3.5* – To work out her grief, Mia Jarvis keeps on the move as an itinerant herding dog trainer. Her first encounter with her temporary neighbour isn’t exactly pleasant. Sid Harris, an art gallery curator, is back on her father’s ranch to give him a hand after he got injured. Not one to open up easily in normal circumstances, she’s confronted to problems on all sides: someone is stealing her father’s cattle and she has to put out a metaphorical fire at work. Hence the grumpiness. Mia, though, touched something in her, and Sid can’t stay away from her.

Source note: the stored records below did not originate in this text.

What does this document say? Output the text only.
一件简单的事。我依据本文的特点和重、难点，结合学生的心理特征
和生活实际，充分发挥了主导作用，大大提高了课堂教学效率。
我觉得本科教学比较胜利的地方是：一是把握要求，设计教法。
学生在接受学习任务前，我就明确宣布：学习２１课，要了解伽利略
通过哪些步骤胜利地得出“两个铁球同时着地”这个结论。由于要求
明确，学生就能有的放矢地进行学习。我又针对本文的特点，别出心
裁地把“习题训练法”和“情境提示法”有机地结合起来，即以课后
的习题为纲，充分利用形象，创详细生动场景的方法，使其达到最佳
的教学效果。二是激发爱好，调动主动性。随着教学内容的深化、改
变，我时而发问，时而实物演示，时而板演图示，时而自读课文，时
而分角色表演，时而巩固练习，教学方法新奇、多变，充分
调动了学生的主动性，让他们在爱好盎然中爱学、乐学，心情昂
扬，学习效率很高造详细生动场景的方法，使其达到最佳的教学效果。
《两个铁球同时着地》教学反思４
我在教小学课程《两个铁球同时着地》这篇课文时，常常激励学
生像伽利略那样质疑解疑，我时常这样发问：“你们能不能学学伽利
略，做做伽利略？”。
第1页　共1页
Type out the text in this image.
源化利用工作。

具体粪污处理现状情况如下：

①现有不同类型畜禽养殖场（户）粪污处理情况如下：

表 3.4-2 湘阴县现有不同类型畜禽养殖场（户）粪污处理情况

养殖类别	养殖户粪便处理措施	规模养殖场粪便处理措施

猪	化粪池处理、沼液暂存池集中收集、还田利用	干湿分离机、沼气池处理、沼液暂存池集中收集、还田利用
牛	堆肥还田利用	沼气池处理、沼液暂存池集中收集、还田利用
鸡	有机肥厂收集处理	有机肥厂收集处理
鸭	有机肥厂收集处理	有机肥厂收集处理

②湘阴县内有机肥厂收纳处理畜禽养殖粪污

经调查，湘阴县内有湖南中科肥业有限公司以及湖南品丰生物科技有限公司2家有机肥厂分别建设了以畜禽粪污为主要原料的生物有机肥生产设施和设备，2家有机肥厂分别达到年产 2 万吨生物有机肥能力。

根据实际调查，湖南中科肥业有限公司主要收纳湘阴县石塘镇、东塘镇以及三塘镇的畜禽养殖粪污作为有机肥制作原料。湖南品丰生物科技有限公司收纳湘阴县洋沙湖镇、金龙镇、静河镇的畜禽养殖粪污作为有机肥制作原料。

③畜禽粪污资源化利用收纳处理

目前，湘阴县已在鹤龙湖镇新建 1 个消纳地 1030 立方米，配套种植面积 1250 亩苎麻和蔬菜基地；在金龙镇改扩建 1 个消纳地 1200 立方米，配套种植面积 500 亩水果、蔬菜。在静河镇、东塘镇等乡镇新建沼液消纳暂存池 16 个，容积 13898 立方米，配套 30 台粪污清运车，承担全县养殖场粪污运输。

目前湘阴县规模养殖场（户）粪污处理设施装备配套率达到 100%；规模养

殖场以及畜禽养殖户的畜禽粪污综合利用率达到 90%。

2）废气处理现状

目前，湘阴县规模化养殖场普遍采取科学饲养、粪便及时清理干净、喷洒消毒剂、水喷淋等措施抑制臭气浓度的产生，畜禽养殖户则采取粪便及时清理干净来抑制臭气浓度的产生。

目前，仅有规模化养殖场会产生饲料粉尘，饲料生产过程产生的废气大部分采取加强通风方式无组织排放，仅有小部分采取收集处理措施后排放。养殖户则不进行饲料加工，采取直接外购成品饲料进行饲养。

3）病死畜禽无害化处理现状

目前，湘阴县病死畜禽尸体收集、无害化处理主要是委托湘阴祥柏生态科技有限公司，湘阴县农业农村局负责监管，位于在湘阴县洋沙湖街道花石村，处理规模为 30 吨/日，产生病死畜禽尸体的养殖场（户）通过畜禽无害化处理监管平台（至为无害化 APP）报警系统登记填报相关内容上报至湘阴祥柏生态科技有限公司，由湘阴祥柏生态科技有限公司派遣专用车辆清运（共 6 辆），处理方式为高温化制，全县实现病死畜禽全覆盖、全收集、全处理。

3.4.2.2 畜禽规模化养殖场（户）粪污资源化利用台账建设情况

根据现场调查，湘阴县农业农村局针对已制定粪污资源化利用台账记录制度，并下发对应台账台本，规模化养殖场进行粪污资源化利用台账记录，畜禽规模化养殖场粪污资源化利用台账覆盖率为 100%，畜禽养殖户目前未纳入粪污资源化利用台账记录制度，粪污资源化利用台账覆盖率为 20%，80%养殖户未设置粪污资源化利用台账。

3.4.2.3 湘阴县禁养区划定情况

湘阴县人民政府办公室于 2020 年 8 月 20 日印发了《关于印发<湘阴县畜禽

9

This could qualify as an enemies-to-lovers romance if the enemies part lasted for more than half a second. I’ll blame it on lust but the characters went too quickly from annoyed at each other to fascinated. Once it’s on, however, the chemistry between them is more than plausible, and the sexy scenes are for the most part excellent. They’re very well-written, as is the whole novel. I didn’t notice the writing most of the time then suddenly a couple of sentences would catch my attention just by being lovely.
I also loved that the story is set in Canada and the way the author described the scenery. The chain of events, however, is confusing: why is Mia suddenly interested in the springs? Where did that come from? Did I miss something? Most of Where We Are‘s flaws are classic debut novel, when the author tries to cram too many things in just one book. There aren’t any loose ends but some of the events clearly only existed to maintain some kind of tension, which wasn’t necessary and messes with the pace. Which is too bad as, when I wasn’t trying to figure out whether I should worry about what was about to happen to the characters or just go with the flow, I really enjoyed the journey.
While this book didn’t transport me as much as I had hoped, I’m looking forward the author’s next novels. There’s real promise in the way she writes.